The Timing of Regulatory Interventions
Turning first to intervention, the case studies suggest a major difference between the public and private sectors. The private sector appears to intervene relatively early in the life cycle of an issue, often in anticipation of problems rather than in direct response to them. Private standards often flow directly from engineering decisions. They are usually written in anticipation rather than in response to accidents. NFPA 408 and 61B were in place long before the first serious in-flight fire or the
well-publicized series of grain elevator explosions in 1977–78. UL and AGA initiate the development of standards as products are submitted for certification, which is almost always before they are marketed. The implications of this difference depend critically on how (and whether) these standards are adjusted over time.

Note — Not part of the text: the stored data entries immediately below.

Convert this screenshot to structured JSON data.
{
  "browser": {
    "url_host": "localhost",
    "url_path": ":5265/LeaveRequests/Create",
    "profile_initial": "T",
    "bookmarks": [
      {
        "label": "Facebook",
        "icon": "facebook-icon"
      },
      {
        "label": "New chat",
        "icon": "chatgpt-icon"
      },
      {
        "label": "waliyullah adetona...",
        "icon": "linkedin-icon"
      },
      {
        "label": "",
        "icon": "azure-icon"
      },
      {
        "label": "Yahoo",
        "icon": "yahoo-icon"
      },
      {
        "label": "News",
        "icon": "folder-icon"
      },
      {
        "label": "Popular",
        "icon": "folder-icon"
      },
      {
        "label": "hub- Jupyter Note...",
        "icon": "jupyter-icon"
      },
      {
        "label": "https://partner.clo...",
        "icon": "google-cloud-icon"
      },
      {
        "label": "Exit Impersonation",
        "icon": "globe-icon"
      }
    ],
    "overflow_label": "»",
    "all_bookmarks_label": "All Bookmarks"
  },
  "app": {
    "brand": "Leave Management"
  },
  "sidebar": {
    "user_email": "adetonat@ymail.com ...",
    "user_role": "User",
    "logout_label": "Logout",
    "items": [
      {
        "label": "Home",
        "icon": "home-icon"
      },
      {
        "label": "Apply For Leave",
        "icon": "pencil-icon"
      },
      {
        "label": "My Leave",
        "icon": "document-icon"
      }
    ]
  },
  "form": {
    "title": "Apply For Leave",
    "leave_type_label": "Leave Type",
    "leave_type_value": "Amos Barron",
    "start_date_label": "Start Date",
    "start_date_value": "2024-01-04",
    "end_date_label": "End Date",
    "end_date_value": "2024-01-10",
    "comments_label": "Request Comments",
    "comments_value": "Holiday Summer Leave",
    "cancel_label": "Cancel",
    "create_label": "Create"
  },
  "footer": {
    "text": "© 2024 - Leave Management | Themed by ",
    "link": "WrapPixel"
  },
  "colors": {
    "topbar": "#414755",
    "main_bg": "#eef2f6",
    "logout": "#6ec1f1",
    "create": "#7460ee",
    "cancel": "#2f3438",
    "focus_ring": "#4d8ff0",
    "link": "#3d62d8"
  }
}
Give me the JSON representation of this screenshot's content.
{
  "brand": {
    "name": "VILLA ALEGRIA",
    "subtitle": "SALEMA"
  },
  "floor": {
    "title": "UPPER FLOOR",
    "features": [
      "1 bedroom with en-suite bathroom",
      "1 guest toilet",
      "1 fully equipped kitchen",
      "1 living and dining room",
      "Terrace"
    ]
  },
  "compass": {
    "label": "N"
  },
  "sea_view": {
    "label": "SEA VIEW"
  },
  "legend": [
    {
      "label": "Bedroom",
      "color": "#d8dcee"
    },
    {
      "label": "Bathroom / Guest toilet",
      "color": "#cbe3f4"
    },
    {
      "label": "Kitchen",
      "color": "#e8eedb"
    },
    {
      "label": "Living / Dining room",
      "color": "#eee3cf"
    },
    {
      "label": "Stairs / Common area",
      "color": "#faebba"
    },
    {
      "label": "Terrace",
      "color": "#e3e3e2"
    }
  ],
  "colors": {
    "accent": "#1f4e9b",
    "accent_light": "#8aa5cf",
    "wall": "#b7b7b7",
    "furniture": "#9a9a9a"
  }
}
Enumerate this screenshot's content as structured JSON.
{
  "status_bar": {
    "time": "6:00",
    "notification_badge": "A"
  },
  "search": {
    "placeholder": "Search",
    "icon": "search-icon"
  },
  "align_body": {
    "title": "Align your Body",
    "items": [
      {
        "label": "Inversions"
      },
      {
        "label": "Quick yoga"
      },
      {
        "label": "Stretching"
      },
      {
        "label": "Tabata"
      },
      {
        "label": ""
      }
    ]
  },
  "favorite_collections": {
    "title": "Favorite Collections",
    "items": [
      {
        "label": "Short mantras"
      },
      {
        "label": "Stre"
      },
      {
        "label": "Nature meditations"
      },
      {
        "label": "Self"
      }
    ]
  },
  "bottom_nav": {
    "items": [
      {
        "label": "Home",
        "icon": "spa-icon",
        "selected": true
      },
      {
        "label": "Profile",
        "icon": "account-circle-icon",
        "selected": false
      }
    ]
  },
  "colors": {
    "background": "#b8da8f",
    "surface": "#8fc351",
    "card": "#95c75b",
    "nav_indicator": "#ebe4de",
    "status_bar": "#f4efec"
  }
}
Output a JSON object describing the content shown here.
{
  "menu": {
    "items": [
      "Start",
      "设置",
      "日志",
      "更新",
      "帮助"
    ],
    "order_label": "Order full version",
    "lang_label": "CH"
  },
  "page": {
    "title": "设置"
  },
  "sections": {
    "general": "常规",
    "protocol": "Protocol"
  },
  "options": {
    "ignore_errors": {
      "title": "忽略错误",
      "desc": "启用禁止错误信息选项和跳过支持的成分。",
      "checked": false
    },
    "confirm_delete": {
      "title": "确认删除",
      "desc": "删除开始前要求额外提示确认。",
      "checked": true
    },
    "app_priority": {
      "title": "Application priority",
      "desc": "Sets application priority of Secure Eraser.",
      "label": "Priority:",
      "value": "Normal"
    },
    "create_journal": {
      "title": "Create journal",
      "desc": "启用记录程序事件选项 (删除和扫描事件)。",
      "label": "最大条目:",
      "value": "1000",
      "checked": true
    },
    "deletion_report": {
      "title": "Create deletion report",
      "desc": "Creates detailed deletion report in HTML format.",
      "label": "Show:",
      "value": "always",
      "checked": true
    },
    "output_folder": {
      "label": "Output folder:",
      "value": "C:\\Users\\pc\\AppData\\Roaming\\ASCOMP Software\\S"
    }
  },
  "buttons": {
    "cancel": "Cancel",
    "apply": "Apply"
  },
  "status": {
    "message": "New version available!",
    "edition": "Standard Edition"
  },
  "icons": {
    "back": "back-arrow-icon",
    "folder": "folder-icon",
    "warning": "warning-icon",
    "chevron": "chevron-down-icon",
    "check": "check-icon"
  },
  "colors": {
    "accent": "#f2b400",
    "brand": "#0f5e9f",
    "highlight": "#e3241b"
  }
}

In contrast, government interventions appear to occur relatively late in the life cycle of an issue and are usually reactive. Grain elevator safety was considered a problem by fire prevention engineers and insurance companies in the 1920s. OSHA did not get actively involved in the issue until after the disastrous Christmas of 1977. NFPA formally considered questions about aviation fire extinguishers more than ten years before the FAA first issued its advisory circular, and almost thirty years before it adopted a formal standard on the matter. Government standards also tend to respond to specific problems identified through real-world experience. For every serious airplane accident, there is a new FAA rule. This means that decisions are often made under pressure and with emotion, as in the months following the Air Canada fire. The pressure to "do something" becomes so overhwelming that valid concerns, such as whether household smoke detectors will work reliably on airplanes, too easily get brushed aside. Conversely, once "something" is done, there is little or no pressure to follow up on the action and reassess its wisdom in light of subsequent field experience.
Private standards-setters are also generally more comprehensive in defining "the problem," although the grain elevator case demonstrates that there are certain problems that only the government is likely to address. Private standards are more likely to be conceived as a total package, covering most aspects of the product or process from design and performance to labeling and production. In contrast, both of the CPSC standards addressed a single issue or single solution. So, too, with the FAA. Whether comprehensiveness is an advantage depends on the relationship between private and public standards. If the two were mutually exclusive, the private approach would probably be preferable. "It is generally better to regulate a range of problems satisfactorily than to do one in great detail," admitted a former CPSC commissioner who often favored government regulation.